Advisors and bankers who work with small business owners have been clamoring for guidance to clarify the SBA’s rehire safe harbor deadline so they can advise clients about their rehiring deadline.

While the PPP program has dispersed $500 billion in forgivable loans to businesses to help them survive the pandemic shutdown, it is not without controversy. A House panel overseeing the coronavirus response held a hearing yesterday into the PPP lending practices of a number of big banks, including JPMorgan Chase, Bank of America, Wells Fargo & Co and Citigroup Inc.

The investigation, launched by the Democratic-led Select Subcommittee on the Coronavirus Crisis, is seeking to determine whether banks and Treasury Department guidance favored larger, well-connected businesses over smaller companies from rural or minority communities when making small business loans to combat the economic fallout from the coronavirus pandemic.

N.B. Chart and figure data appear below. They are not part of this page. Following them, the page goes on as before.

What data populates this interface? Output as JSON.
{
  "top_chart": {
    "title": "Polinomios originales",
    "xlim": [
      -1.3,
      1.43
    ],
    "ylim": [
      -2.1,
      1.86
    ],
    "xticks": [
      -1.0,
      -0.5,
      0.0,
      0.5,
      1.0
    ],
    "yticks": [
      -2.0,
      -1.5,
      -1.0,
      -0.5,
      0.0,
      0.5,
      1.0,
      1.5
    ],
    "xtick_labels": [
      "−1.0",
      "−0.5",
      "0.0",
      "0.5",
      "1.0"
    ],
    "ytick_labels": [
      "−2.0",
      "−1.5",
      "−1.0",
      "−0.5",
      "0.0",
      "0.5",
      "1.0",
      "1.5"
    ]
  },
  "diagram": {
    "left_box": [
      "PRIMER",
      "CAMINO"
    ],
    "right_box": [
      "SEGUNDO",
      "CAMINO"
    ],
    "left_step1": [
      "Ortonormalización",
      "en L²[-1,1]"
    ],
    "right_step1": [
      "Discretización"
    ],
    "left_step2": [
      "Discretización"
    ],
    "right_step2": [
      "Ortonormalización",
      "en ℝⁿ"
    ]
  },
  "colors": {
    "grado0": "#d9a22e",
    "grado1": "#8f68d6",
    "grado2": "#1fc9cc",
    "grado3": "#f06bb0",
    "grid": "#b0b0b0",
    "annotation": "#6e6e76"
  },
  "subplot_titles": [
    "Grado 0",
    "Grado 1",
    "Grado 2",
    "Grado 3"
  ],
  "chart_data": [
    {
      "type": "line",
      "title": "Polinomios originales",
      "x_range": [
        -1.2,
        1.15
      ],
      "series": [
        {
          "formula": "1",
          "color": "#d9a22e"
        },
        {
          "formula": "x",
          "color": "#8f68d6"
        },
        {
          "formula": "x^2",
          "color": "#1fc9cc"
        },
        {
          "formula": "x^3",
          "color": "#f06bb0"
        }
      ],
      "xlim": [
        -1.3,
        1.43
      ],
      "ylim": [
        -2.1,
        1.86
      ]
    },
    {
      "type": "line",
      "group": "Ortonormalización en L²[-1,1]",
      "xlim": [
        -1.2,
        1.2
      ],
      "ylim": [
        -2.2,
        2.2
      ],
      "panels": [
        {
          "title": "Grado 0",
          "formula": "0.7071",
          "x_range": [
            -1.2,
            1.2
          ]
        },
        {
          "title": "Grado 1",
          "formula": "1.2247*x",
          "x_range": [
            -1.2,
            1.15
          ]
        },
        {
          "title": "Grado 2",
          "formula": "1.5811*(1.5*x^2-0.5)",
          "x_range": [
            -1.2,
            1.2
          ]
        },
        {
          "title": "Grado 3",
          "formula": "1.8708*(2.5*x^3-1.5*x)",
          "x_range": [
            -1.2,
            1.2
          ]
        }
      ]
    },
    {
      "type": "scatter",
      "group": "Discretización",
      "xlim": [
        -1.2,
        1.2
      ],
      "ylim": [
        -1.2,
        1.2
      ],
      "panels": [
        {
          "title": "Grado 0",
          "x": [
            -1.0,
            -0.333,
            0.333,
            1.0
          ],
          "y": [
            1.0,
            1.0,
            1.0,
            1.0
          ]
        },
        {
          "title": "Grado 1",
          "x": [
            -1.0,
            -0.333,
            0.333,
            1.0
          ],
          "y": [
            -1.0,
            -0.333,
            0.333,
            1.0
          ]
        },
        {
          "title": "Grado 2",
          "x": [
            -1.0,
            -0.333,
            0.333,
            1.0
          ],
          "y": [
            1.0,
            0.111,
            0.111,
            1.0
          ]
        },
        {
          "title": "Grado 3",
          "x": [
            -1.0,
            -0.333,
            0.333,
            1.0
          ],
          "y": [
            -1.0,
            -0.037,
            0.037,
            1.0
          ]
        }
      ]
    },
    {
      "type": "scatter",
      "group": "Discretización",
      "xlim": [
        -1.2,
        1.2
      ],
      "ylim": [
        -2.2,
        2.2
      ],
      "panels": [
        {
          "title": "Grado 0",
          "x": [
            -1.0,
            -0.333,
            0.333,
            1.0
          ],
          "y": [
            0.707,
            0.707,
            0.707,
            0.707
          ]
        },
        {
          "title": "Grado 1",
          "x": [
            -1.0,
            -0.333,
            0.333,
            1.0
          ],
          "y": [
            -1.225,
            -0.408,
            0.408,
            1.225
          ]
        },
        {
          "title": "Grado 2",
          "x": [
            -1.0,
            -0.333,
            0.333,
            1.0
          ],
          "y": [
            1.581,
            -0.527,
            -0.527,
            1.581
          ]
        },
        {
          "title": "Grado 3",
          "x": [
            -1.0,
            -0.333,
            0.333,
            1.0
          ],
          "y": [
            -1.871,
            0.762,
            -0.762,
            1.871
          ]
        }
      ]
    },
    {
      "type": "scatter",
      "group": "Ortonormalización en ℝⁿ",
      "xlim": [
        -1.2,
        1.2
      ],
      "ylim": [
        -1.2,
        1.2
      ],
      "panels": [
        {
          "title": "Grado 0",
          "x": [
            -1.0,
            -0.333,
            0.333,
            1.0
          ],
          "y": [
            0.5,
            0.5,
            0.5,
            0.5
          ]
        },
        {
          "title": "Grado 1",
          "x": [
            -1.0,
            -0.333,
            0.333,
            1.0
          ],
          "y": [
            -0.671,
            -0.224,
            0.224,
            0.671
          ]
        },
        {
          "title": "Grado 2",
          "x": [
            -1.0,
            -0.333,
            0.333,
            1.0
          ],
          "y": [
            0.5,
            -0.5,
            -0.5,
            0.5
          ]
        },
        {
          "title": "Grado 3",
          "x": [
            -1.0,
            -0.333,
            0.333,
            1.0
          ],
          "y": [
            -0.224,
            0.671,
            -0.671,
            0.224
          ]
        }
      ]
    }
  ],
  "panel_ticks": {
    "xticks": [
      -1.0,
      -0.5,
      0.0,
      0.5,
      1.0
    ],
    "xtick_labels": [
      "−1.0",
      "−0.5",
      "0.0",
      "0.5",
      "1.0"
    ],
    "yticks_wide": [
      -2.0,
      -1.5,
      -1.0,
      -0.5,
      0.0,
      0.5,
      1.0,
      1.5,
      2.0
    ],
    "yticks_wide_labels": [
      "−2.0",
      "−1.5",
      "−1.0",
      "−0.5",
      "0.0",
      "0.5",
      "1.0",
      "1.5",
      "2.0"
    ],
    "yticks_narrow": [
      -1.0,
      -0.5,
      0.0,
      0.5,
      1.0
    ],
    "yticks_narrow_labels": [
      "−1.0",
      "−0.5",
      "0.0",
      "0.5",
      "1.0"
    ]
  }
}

“Some large lenders apparently created a two-tier system for processing PPP loan applications,” stated a letter sent by the subcommittee Monday that asked banks to turn over their lending records. “The banks’ wealthiest clients had access to a personalized application process that ensured their applications were processed first.”

“Other applicants had to use poor-performing electronic portals, faced significant processing delays, and sometimes needed to find another lender to consider their application,” the letters said.

The probe come as the Trump administration faces increasing criticism for not releasing the details of the companies that received billions of dollars through the Small Business Administration’s PPP program, a high-profile federal coronavirus-relief initiative.

Treasury Secretary Steven Mnuchin and National Economic Council Director Larry Kudlow said the information should not be released.